Kamis, 2 Juli 2026 - 12:52 WIB

BUMD Banten Belum Optimal Dongkrak Pendapatan Daerah, Wagub Dimyati : Tidak Ada yang Bisa Diharapkan

BagusNews.Co – Wakil Gubernur Banten Achmad Dimyati Natakusumah menilai Badan Usaha Milik Daerah (BUMD) milik Pemerintah Provinsi Banten perlu terus diperkuat agar mampu memberikan kontribusi nyata terhadap peningkatan Pendapatan Asli Daerah (PAD).

Hal itu disampaikan Dimyati saat menghadiri Rapat Paripurna DPRD Provinsi Banten dengan agenda Penyampaian Pendapat Gubernur terhadap Penjelasan DPRD atas Rancangan Peraturan Daerah (Raperda) usul DPRD tentang Penyelenggaraan Pendidikan dan Jawaban Gubernur atas Pemandangan Umum Fraksi-Fraksi terhadap Raperda tentang Pertanggungjawaban Pelaksanaan Anggaran Pendapatan dan Belanja Daerah (APBD) Provinsi Banten Tahun Anggaran 2025 di Gedung DPRD Provinsi Banten, Kota Serang, Kamis, 2 Juli 2026.

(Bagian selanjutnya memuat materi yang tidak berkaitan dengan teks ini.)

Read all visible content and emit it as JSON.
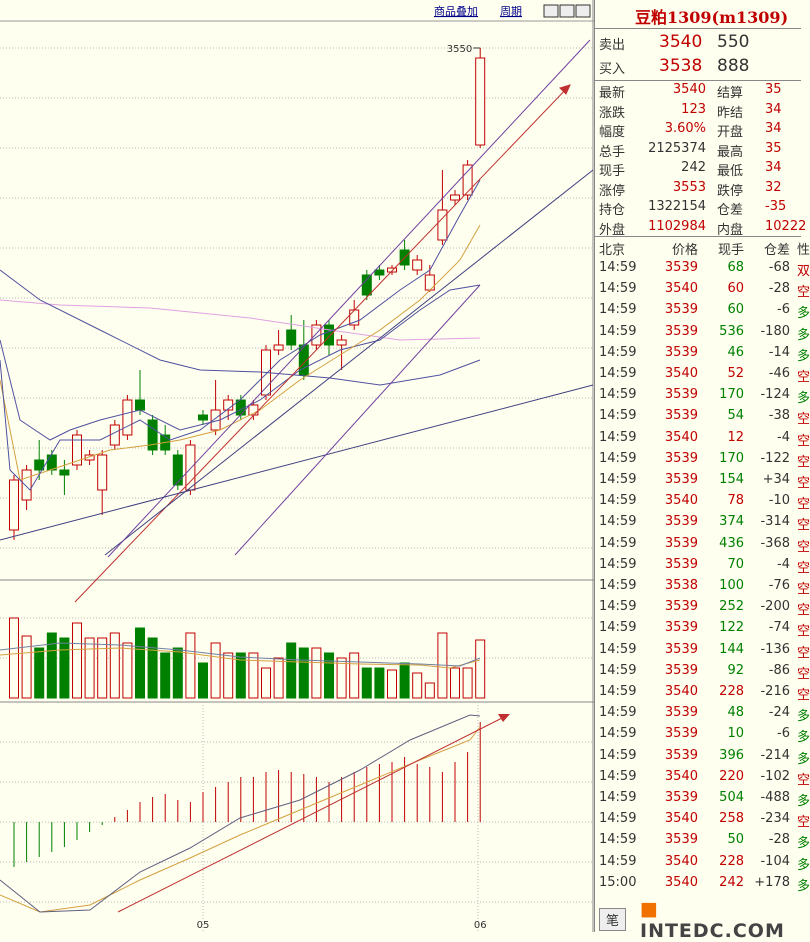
{
  "toolbar": {
    "overlay": "商品叠加",
    "period": "周期"
  },
  "chart_data": {
    "type": "candlestick",
    "categories": [
      null,
      null,
      null,
      null,
      null,
      null,
      null,
      null,
      null,
      null,
      null,
      null,
      null,
      null,
      null,
      "05",
      null,
      null,
      null,
      null,
      null,
      null,
      null,
      null,
      null,
      null,
      null,
      null,
      null,
      null,
      null,
      null,
      null,
      null,
      null,
      null,
      null,
      "06"
    ],
    "open": [
      3068,
      3098,
      3138,
      3143,
      3128,
      3133,
      3138,
      3108,
      3153,
      3163,
      3198,
      3178,
      3163,
      3143,
      3108,
      3183,
      3168,
      3188,
      3198,
      3183,
      3203,
      3248,
      3268,
      3253,
      3253,
      3273,
      3253,
      3273,
      3323,
      3328,
      3326,
      3348,
      3328,
      3308,
      3358,
      3398,
      3403,
      3453
    ],
    "high": [
      3123,
      3133,
      3158,
      3148,
      3138,
      3168,
      3148,
      3148,
      3178,
      3203,
      3228,
      3183,
      3173,
      3148,
      3158,
      3188,
      3218,
      3203,
      3203,
      3198,
      3253,
      3268,
      3283,
      3278,
      3278,
      3278,
      3263,
      3298,
      3328,
      3333,
      3333,
      3358,
      3343,
      3333,
      3428,
      3408,
      3438,
      3550
    ],
    "low": [
      3058,
      3088,
      3118,
      3123,
      3103,
      3128,
      3133,
      3083,
      3148,
      3158,
      3183,
      3143,
      3143,
      3108,
      3103,
      3173,
      3163,
      3178,
      3178,
      3178,
      3198,
      3243,
      3248,
      3218,
      3248,
      3243,
      3228,
      3268,
      3298,
      3318,
      3323,
      3328,
      3323,
      3306,
      3353,
      3393,
      3398,
      3450
    ],
    "close": [
      3118,
      3128,
      3128,
      3128,
      3123,
      3163,
      3143,
      3143,
      3173,
      3198,
      3188,
      3148,
      3148,
      3113,
      3153,
      3178,
      3188,
      3198,
      3183,
      3193,
      3248,
      3253,
      3253,
      3223,
      3273,
      3253,
      3258,
      3288,
      3303,
      3323,
      3330,
      3333,
      3338,
      3323,
      3388,
      3403,
      3433,
      3540
    ],
    "ylim": [
      3018,
      3576
    ],
    "up_color": "#c00000",
    "down_color": "#008000",
    "volume": {
      "values": [
        80,
        62,
        50,
        65,
        60,
        75,
        60,
        60,
        65,
        55,
        70,
        60,
        45,
        50,
        65,
        35,
        55,
        45,
        45,
        45,
        30,
        40,
        55,
        50,
        50,
        45,
        40,
        45,
        30,
        30,
        28,
        35,
        25,
        15,
        65,
        30,
        30,
        58
      ],
      "ylim": [
        0,
        100
      ]
    },
    "macd": {
      "values": [
        -45,
        -40,
        -35,
        -30,
        -25,
        -18,
        -10,
        -3,
        5,
        12,
        20,
        25,
        28,
        22,
        20,
        30,
        35,
        40,
        45,
        45,
        50,
        52,
        50,
        48,
        45,
        40,
        45,
        50,
        55,
        58,
        60,
        65,
        58,
        55,
        50,
        60,
        70,
        100
      ],
      "ylim": [
        -110,
        120
      ]
    }
  },
  "quote": {
    "title": "豆粕1309(m1309)",
    "ask": {
      "label": "卖出",
      "price": "3540",
      "size": "550"
    },
    "bid": {
      "label": "买入",
      "price": "3538",
      "size": "888"
    },
    "stats": [
      [
        "最新",
        "3540",
        "结算",
        "35"
      ],
      [
        "涨跌",
        "123",
        "昨结",
        "34"
      ],
      [
        "幅度",
        "3.60%",
        "开盘",
        "34"
      ],
      [
        "总手",
        "2125374",
        "最高",
        "35"
      ],
      [
        "现手",
        "242",
        "最低",
        "34"
      ],
      [
        "涨停",
        "3553",
        "跌停",
        "32"
      ],
      [
        "持仓",
        "1322154",
        "仓差",
        "-35"
      ],
      [
        "外盘",
        "1102984",
        "内盘",
        "10222"
      ]
    ]
  },
  "trades": {
    "header": [
      "北京",
      "价格",
      "现手",
      "仓差",
      "性"
    ],
    "rows": [
      [
        "14:59",
        "3539",
        "68",
        "-68",
        "双"
      ],
      [
        "14:59",
        "3540",
        "60",
        "-28",
        "空"
      ],
      [
        "14:59",
        "3539",
        "60",
        "-6",
        "多"
      ],
      [
        "14:59",
        "3539",
        "536",
        "-180",
        "多"
      ],
      [
        "14:59",
        "3539",
        "46",
        "-14",
        "多"
      ],
      [
        "14:59",
        "3540",
        "52",
        "-46",
        "空"
      ],
      [
        "14:59",
        "3539",
        "170",
        "-124",
        "多"
      ],
      [
        "14:59",
        "3539",
        "54",
        "-38",
        "空"
      ],
      [
        "14:59",
        "3540",
        "12",
        "-4",
        "空"
      ],
      [
        "14:59",
        "3539",
        "170",
        "-122",
        "空"
      ],
      [
        "14:59",
        "3539",
        "154",
        "+34",
        "空"
      ],
      [
        "14:59",
        "3540",
        "78",
        "-10",
        "空"
      ],
      [
        "14:59",
        "3539",
        "374",
        "-314",
        "空"
      ],
      [
        "14:59",
        "3539",
        "436",
        "-368",
        "空"
      ],
      [
        "14:59",
        "3539",
        "70",
        "-4",
        "空"
      ],
      [
        "14:59",
        "3538",
        "100",
        "-76",
        "空"
      ],
      [
        "14:59",
        "3539",
        "252",
        "-200",
        "空"
      ],
      [
        "14:59",
        "3539",
        "122",
        "-74",
        "空"
      ],
      [
        "14:59",
        "3539",
        "144",
        "-136",
        "空"
      ],
      [
        "14:59",
        "3539",
        "92",
        "-86",
        "空"
      ],
      [
        "14:59",
        "3540",
        "228",
        "-216",
        "空"
      ],
      [
        "14:59",
        "3539",
        "48",
        "-24",
        "多"
      ],
      [
        "14:59",
        "3539",
        "10",
        "-6",
        "多"
      ],
      [
        "14:59",
        "3539",
        "396",
        "-214",
        "多"
      ],
      [
        "14:59",
        "3540",
        "220",
        "-102",
        "空"
      ],
      [
        "14:59",
        "3539",
        "504",
        "-488",
        "多"
      ],
      [
        "14:59",
        "3540",
        "258",
        "-234",
        "空"
      ],
      [
        "14:59",
        "3539",
        "50",
        "-28",
        "多"
      ],
      [
        "14:59",
        "3540",
        "228",
        "-104",
        "多"
      ],
      [
        "15:00",
        "3540",
        "242",
        "+178",
        "多"
      ]
    ]
  },
  "tab": "笔",
  "watermark": "INTEDC.COM"
}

Dimyati mengatakan, hingga saat ini peran BUMD Provinsi Banten belum optimal dalam menopang pendapatan daerah. Ke depan, BUMD harus dikelola secara lebih profesional, produktif, dan berorientasi pada peningkatan nilai tambah bagi daerah.

Baca Juga :  Media Gathering 2023, Bank BJB Cetak Laba Rp1,7 Triliun Hingga September

“Kita punya BUMD. Saat saya dengan Pak Andra Soni memimpin Banten, kok tidak ada yang bisa diharapkan dari BUMD kita. Beda dengan BUMD yang ada di Jakarta dan beda dengan BUMD di Kabupaten Tangerang dari parkir saja untung, bayangkan,” ungkap Dimyati.

Menurut Dimyati, tantangan fiskal yang dihadapi Pemerintah Provinsi Banten menuntut seluruh potensi sumber pendapatan daerah dapat dioptimalkan, termasuk melalui peningkatan kinerja BUMD.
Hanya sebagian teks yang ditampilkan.